In the last century, polymers have appeared as one of the best essential materials used in daily life, polypropylene (PP) being one such instance. Until lately, synthetic filler ingredients were the desired choice for improving the strength of PP. Nevertheless, natural filler/fiber ingredients are developing as appropriate substitutes to synthetic ingredients for strengthening polymers such as PP due to their environment friendship, high richness, renewability, and cost efficacy. Numerous study endeavors have been made to study the effect of plant and waste fiber (abaca fiber, AF) based ingredients on the physicomechanical and biodegradation behavior of PP composites, mainly focusing on the fibers and their weight percentages within the composites. AFs were treated with ultraviolet (UV) light at varying intensities and then composites were fabricated by compression molding. The mechanical features of the irradiated AF/PP composites were considerably enhanced compared to the untreated ones. To enhance these features, irradiated AFs were grafted with 2-hydroxyethyl methacrylate (HEMA) by photocuring under UV light. The number of UV passes and therefore the HEMA concentration were optimized along with the quantity of grafting of HEMA, tensile, and impact features. Again, the irradiated AFs were treated with alkaline solutions of varying concentrations at varying temperatures.
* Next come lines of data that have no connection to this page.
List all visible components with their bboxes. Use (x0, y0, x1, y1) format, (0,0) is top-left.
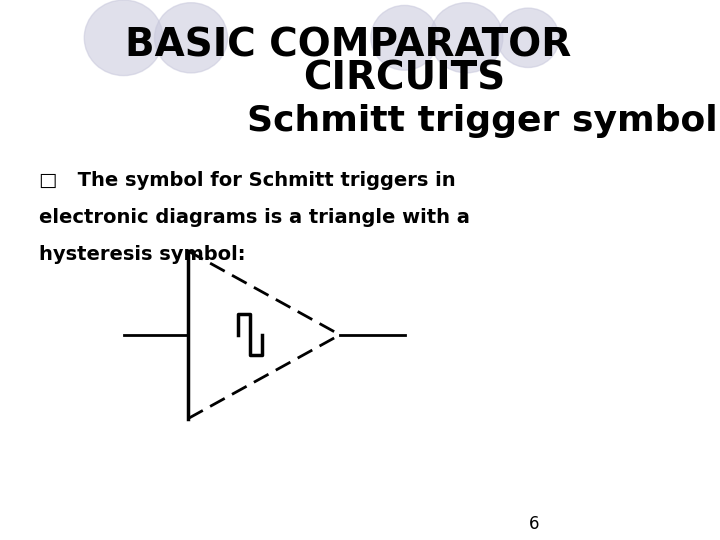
Circle shape (371, 5, 438, 70)
Circle shape (430, 3, 503, 73)
Circle shape (155, 3, 228, 73)
Text: 6: 6 (528, 515, 539, 533)
Text: BASIC COMPARATOR: BASIC COMPARATOR (125, 27, 572, 65)
Text: CIRCUITS: CIRCUITS (303, 59, 505, 97)
Circle shape (84, 0, 163, 76)
Circle shape (498, 8, 559, 68)
Text: Schmitt trigger symbol: Schmitt trigger symbol (247, 105, 718, 138)
Text: hysteresis symbol:: hysteresis symbol: (40, 245, 246, 264)
Text: electronic diagrams is a triangle with a: electronic diagrams is a triangle with a (40, 208, 470, 227)
Text: □   The symbol for Schmitt triggers in: □ The symbol for Schmitt triggers in (40, 171, 456, 191)
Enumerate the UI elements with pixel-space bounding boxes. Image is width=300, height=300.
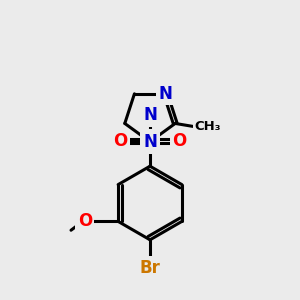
Text: O: O bbox=[172, 132, 187, 150]
Text: N: N bbox=[143, 106, 157, 124]
Text: O: O bbox=[113, 132, 128, 150]
Text: Br: Br bbox=[140, 259, 160, 277]
Text: N: N bbox=[143, 133, 157, 151]
Text: S: S bbox=[143, 132, 157, 151]
Text: CH₃: CH₃ bbox=[194, 120, 221, 133]
Text: N: N bbox=[159, 85, 172, 103]
Text: O: O bbox=[78, 212, 92, 230]
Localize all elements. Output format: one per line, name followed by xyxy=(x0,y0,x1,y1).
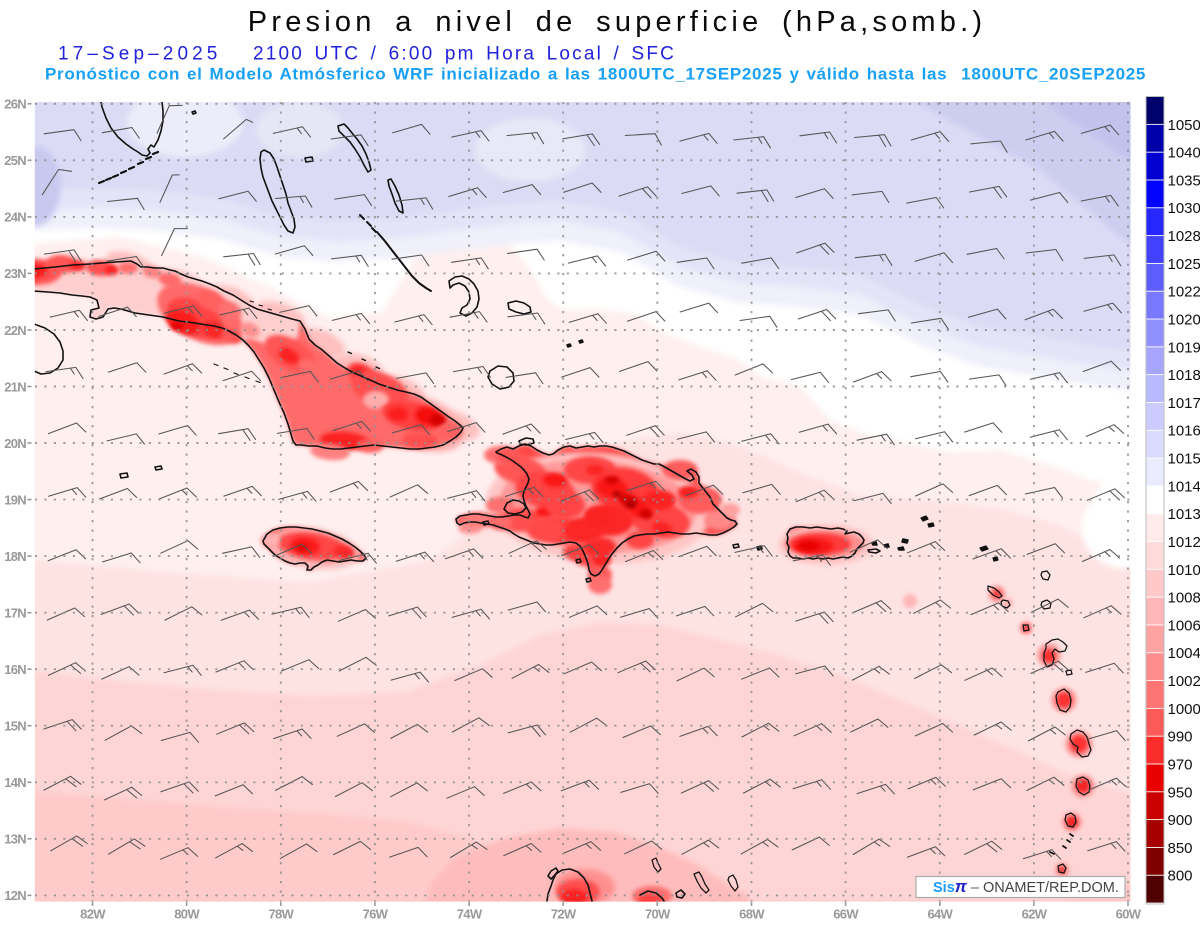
svg-text:15N: 15N xyxy=(4,719,26,734)
svg-text:60W: 60W xyxy=(1116,907,1142,922)
svg-text:17N: 17N xyxy=(4,606,26,621)
svg-text:12N: 12N xyxy=(4,888,26,903)
svg-text:1020: 1020 xyxy=(1168,312,1200,329)
svg-text:1040: 1040 xyxy=(1168,145,1200,162)
svg-text:1008: 1008 xyxy=(1168,590,1200,607)
svg-text:2100 UTC / 6:00 pm Hora Local: 2100 UTC / 6:00 pm Hora Local / SFC xyxy=(253,44,676,65)
svg-text:950: 950 xyxy=(1168,784,1193,801)
svg-text:1004: 1004 xyxy=(1168,645,1200,662)
svg-text:74W: 74W xyxy=(457,907,483,922)
svg-text:76W: 76W xyxy=(363,907,389,922)
svg-text:1022: 1022 xyxy=(1168,284,1200,301)
svg-text:78W: 78W xyxy=(268,907,294,922)
svg-text:17–Sep–2025: 17–Sep–2025 xyxy=(58,44,221,65)
svg-text:Pronóstico con el Modelo Atmós: Pronóstico con el Modelo Atmósferico WRF… xyxy=(45,65,1146,84)
svg-text:24N: 24N xyxy=(4,210,26,225)
svg-text:26N: 26N xyxy=(4,97,26,112)
svg-text:800: 800 xyxy=(1168,868,1193,885)
svg-text:1016: 1016 xyxy=(1168,423,1200,440)
svg-text:19N: 19N xyxy=(4,492,26,507)
svg-text:1000: 1000 xyxy=(1168,701,1200,718)
svg-text:1019: 1019 xyxy=(1168,339,1200,356)
svg-text:20N: 20N xyxy=(4,436,26,451)
svg-text:13N: 13N xyxy=(4,832,26,847)
svg-text:80W: 80W xyxy=(174,907,200,922)
svg-text:1018: 1018 xyxy=(1168,367,1200,384)
svg-text:1006: 1006 xyxy=(1168,617,1200,634)
svg-text:1014: 1014 xyxy=(1168,478,1200,495)
svg-text:64W: 64W xyxy=(927,907,953,922)
svg-text:Presion a nivel de superficie: Presion a nivel de superficie (hPa,somb.… xyxy=(248,6,986,38)
svg-text:970: 970 xyxy=(1168,756,1193,773)
svg-text:1050: 1050 xyxy=(1168,117,1200,134)
svg-text:66W: 66W xyxy=(833,907,859,922)
svg-text:25N: 25N xyxy=(4,153,26,168)
svg-text:1013: 1013 xyxy=(1168,506,1200,523)
svg-text:1002: 1002 xyxy=(1168,673,1200,690)
svg-text:1028: 1028 xyxy=(1168,228,1200,245)
svg-text:1010: 1010 xyxy=(1168,562,1200,579)
svg-text:Sisπ – ONAMET/REP.DOM.: Sisπ – ONAMET/REP.DOM. xyxy=(933,877,1119,896)
svg-text:1035: 1035 xyxy=(1168,172,1200,189)
svg-text:72W: 72W xyxy=(551,907,577,922)
svg-text:68W: 68W xyxy=(739,907,765,922)
svg-text:62W: 62W xyxy=(1022,907,1048,922)
svg-text:16N: 16N xyxy=(4,662,26,677)
svg-text:23N: 23N xyxy=(4,266,26,281)
svg-text:1017: 1017 xyxy=(1168,395,1200,412)
svg-text:22N: 22N xyxy=(4,323,26,338)
svg-text:1030: 1030 xyxy=(1168,200,1200,217)
svg-text:21N: 21N xyxy=(4,379,26,394)
svg-text:82W: 82W xyxy=(80,907,106,922)
svg-text:990: 990 xyxy=(1168,729,1193,746)
svg-text:14N: 14N xyxy=(4,775,26,790)
svg-text:1025: 1025 xyxy=(1168,256,1200,273)
svg-text:18N: 18N xyxy=(4,549,26,564)
svg-text:70W: 70W xyxy=(645,907,671,922)
svg-text:1015: 1015 xyxy=(1168,451,1200,468)
svg-text:900: 900 xyxy=(1168,812,1193,829)
svg-text:850: 850 xyxy=(1168,840,1193,857)
svg-text:1012: 1012 xyxy=(1168,534,1200,551)
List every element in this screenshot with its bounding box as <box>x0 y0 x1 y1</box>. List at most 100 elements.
The optimized alkali-treated AFs were grafted with the optimized HEMA by photocured with the same UV-pass and their composite specimens rendered the best mechanical features. Scanning electron microscopy (SEM) studies exhibited that the optimized alkali with optimized HEMA treated composite had better dispersion than the optimized HEMA treated composite. Moisture absorption and weathering effect of the composites were also investigated.